I started “adulting” at age 21. I had taken a fairly standard route: graduate high school, attend a 4-year university, earn a bachelor’s degree, get a teaching position. I settled into a life with my own apartment, a full-time job, and a monthly paycheck. I taught in the public school system for six years before returning to graduate school full-time at the ripe old age of 27.
Now, you might be laughing, but I quickly realized just how many of my fellow graduate students had transitioned to Master’s or even PhD programs directly after completing a Bachelor’s degree. Of course, this varies quite a bit by program. Education is much more likely to attract students with previous teaching experience. In fact, the NSF reports that only 12% of education doctorates are earned by students age 30 or less, compared to more than half in the hard science fields. Inside the walls of the School of Education, I’m much more likely to encounter others with at least a few years of work experience. But when I attend social and networking events across the whole university, I am often one of the oldest people there.
Regardless of your field, it’s a big decision to transition back to the world of “studenting” after being a working professional. You have to highlight different things when applying to graduate programs and consider the financial implications of leaving a career to pursue an additional degree. But once you’re here, in the weird little world we call graduate school, there are simultaneously some adjustments to be made and some unique ways that having experienced the “real world” can really give you a leg up.
The Hard Parts
Let’s get the tough news out of the way first…
- You know what it’s like to earn a real paycheck. Considering the fact that many graduate student organizations are fighting for stipends that match minimum wage, it’s a pretty safe bet that you’re taking a pay cut to go back to school. When you’re used to earning a steady income, it can require some real lifestyle changes to survive on a graduate student stipend.
- You’ve become accustomed to some degree of structure. You may have worked a 9-5 office job, been responsible for a classroom of students all day, or otherwise put in your 40-hour work weeks before returning to school. Suddenly, you are responsible for your own deadlines and decisions, and apart from the 10 hours per week you might be in class, you decide how to spend your time. You’ll likely need to master some new time management and organizational strategies to cope with this lack of structure.
- You’ll probably feel old. But it’s ok. Just chalk it up to life experience.
The Helpful Parts
- You’ve experienced things, not just read about them. Because of my teaching experience, I knew the real issues firsthand. I saw how policies impacted schools and students and dealt with the nuances and sticky situations that research all too often forgets. In any field, job experience provides this genuine window into the real world that no textbook description can compare to. Professional experience equates to “street smarts,” and you can use this to your advantage in both graduate school and the job market.

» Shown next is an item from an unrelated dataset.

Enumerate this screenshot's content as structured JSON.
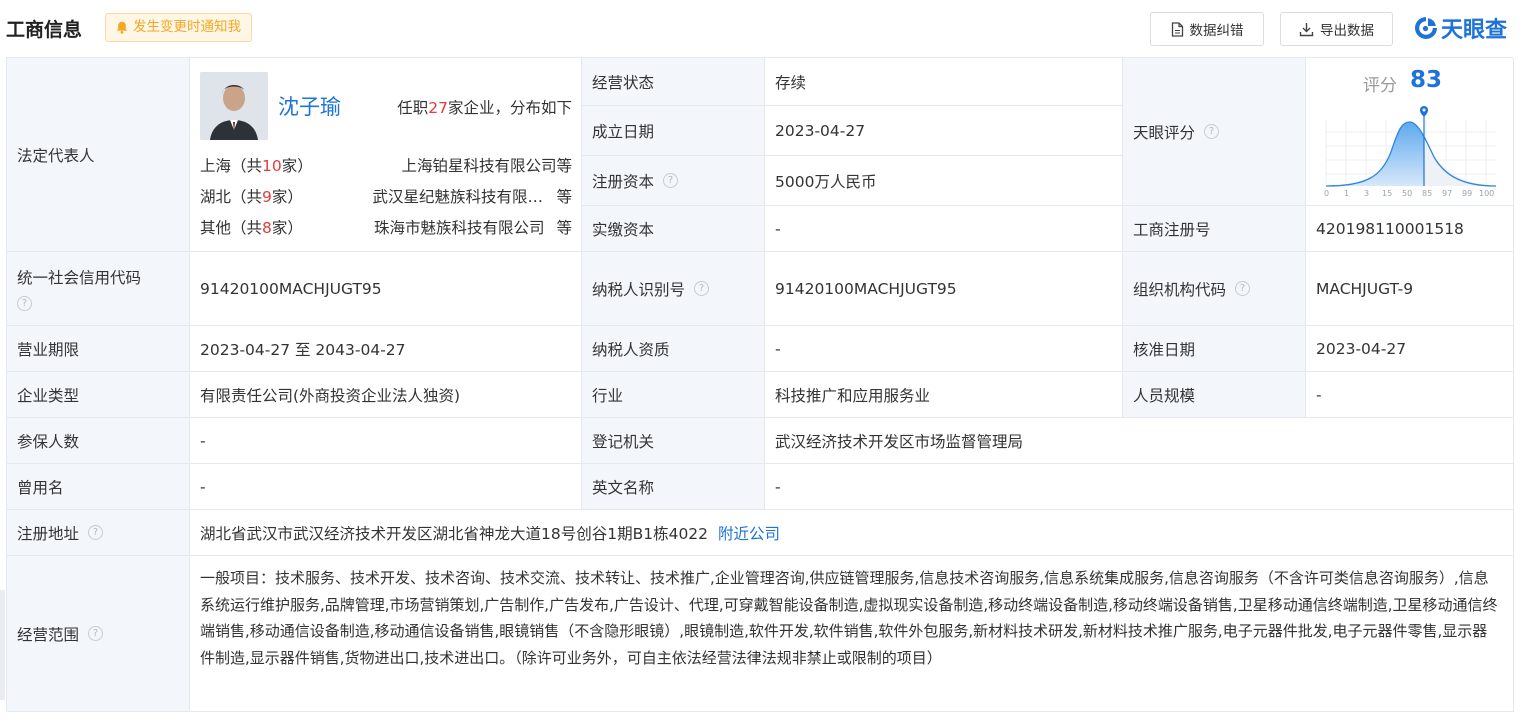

- You have some savings to lean on (hopefully). With the median debt of graduate students climbing to over $57,000, it is impossible to deny the value of entering graduate school with a financial cushion. If you’re smart about your saving and spending habits while working, you shouldn’t need to rely as heavily on costly loans. There was no way that I could live entirely on the stipend provided by my assistantship, but when combined with the savings I built up over six years of employment, I have been able to avoid borrowing.
- You’ve developed positive work habits and skills. Many of us learned how to be great students in undergrad, but the working world and graduate school require a different set of skills. In my teaching career, I built my collaborative ability with other professionals, developed leadership competencies, and solidified organizational systems that have translated into my academic workload. The pedagogical communication style that I honed as a teacher now allows me to share my research with colleagues outside of my area, a skill that can go unlearned for students who fail to venture out from their narrow field. Recognizing the unique strengths that you cultivated as a professional can be a foundational building block toward graduate school success.
- You know yourself and your interests. If I’m going to spend years learning “more and more about less and less” to get a doctorate, I want to be sure that I’m invested in my area of expertise. After undergrad, I knew that I cared about teaching students with disabilities, but I hadn’t yet discovered the issues that I was passionate about, the issues that I directly experienced as a teacher and that I am now able to tackle as a graduate student. Having a focus early on helps you select your school, your mentors, your courses, and your research topics without wasting time (and money) figuring it out after you’ve enrolled.
Overall, I believe I’m a much better graduate student because of my years spent “adulting,” and I wouldn’t change my path if I could go back.